Because appointments can be brief, it's a good idea to be prepared. Here's some information to help you get ready.

What you can do

  • Be aware of anything you need to do ahead of time. At the time you make the appointment, be sure to ask if there's anything you need to do in advance, such as restrict your diet.
  • Write down symptoms you have, including any that may not seem related to the reason for which you scheduled the appointment.
  • Write down important personal information, including major stresses or recent life changes.
  • Make a list of all medicines, vitamins or supplements you're taking and the doses.
  • Take a family member or friend along. Sometimes it can be very hard to remember all the information provided during an appointment. Someone who goes with you may remember something that you missed or forgot.
  • Write down questions to ask your healthcare team.

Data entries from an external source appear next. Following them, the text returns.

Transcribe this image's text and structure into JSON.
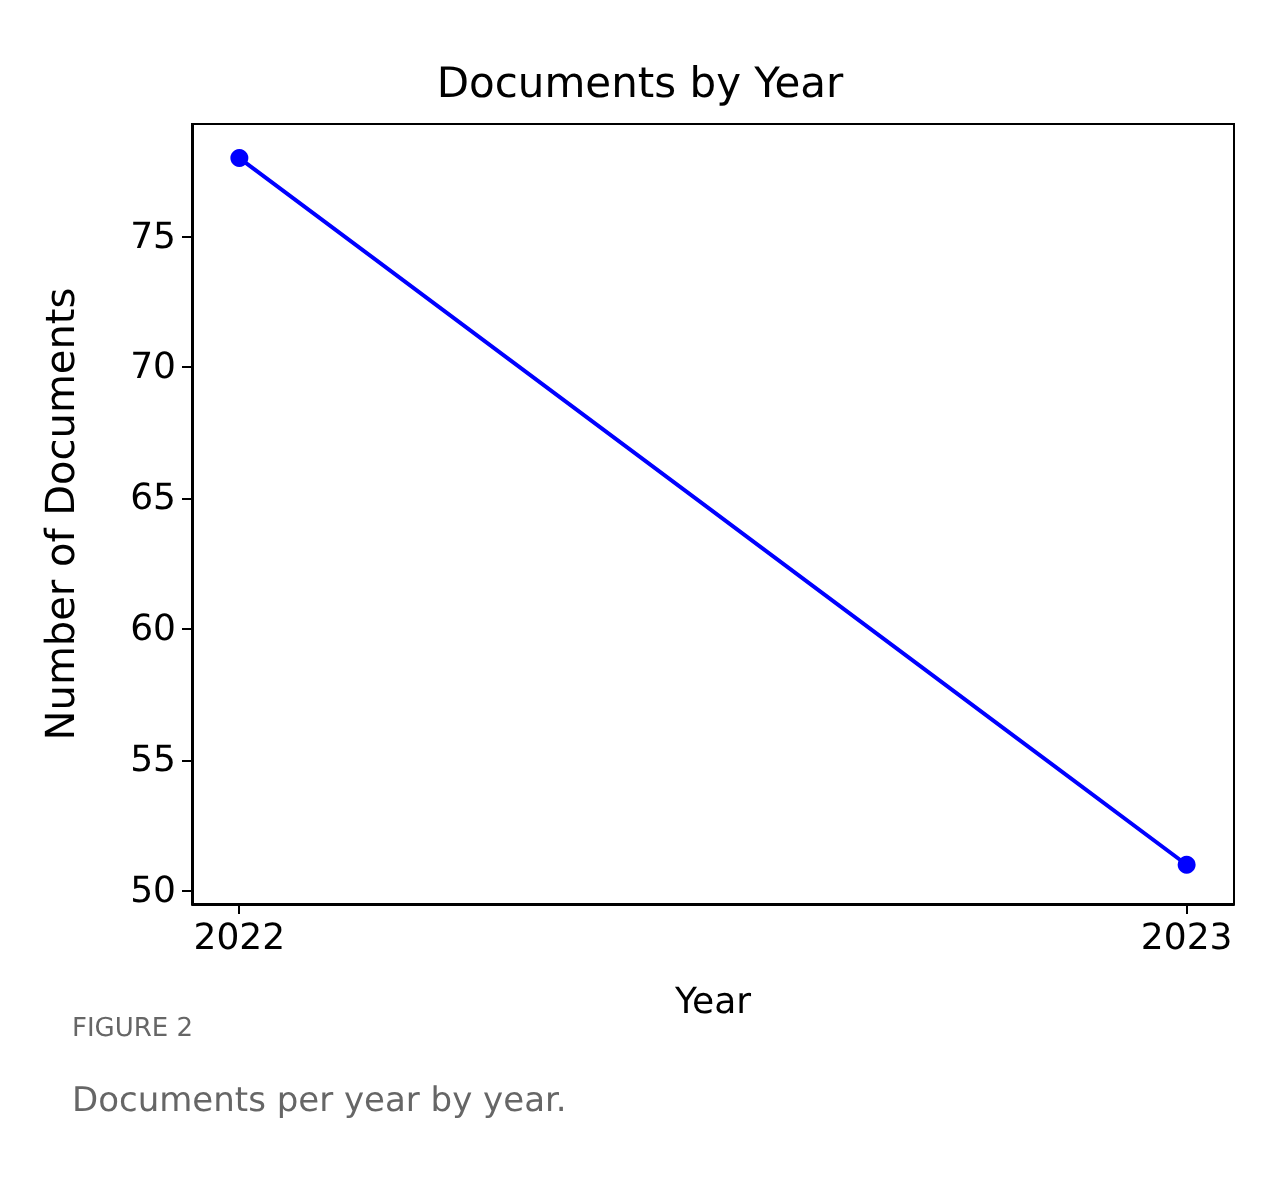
{
  "chart_data": {
    "type": "line",
    "title": "Documents by Year",
    "xlabel": "Year",
    "ylabel": "Number of Documents",
    "annotations": [
      "FIGURE 2",
      "Documents per year by year."
    ],
    "x": [
      2022,
      2023
    ],
    "series": [
      {
        "color": "#0000ff",
        "values": [
          78,
          51
        ]
      }
    ],
    "xlim": [
      2021.95,
      2023.05
    ],
    "xticks": [
      2022,
      2023
    ],
    "ylim": [
      49.5,
      79.3
    ],
    "yticks": [
      50,
      55,
      60,
      65,
      70,
      75
    ],
    "grid": false,
    "marker": "circle",
    "line_style": "solid"
  }
}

Your time with your healthcare team is limited, so preparing a list of questions can help you make the most of your time together. List your questions from most important to least important in case time runs out. For medulloblastoma, some basic questions to ask include:

  • Do I have a medulloblastoma?
  • Will I need more tests?
  • Can my medulloblastoma be removed?
  • Why do I need additional treatments if surgery removes the entire medulloblastoma?
  • What are the treatment options?
  • What is the stage of my medulloblastoma?
  • Has my medulloblastoma spread to other parts of my body?
  • How much does each treatment increase my chances of a cure or prolong my life?
  • What are the potential side effects of each treatment?
  • How will each treatment affect my daily life?
  • Is there one treatment option you believe is the best?
  • What would you recommend to a friend or family member in my situation?
  • Should I see a specialist?
  • Are there any brochures or other printed material that I can take with me? What websites do you recommend?
  • What will determine whether I should plan for a follow-up visit?
  • Will I need to continue coming back?

Don't hesitate to ask other questions.

What to expect from your doctor

Be prepared to answer questions, such as:

  • When did your symptoms begin?
  • Have your symptoms been continuous or occasional?
  • How severe are your symptoms?
  • What, if anything, seems to improve your symptoms?
  • What, if anything, appears to worsen your symptoms?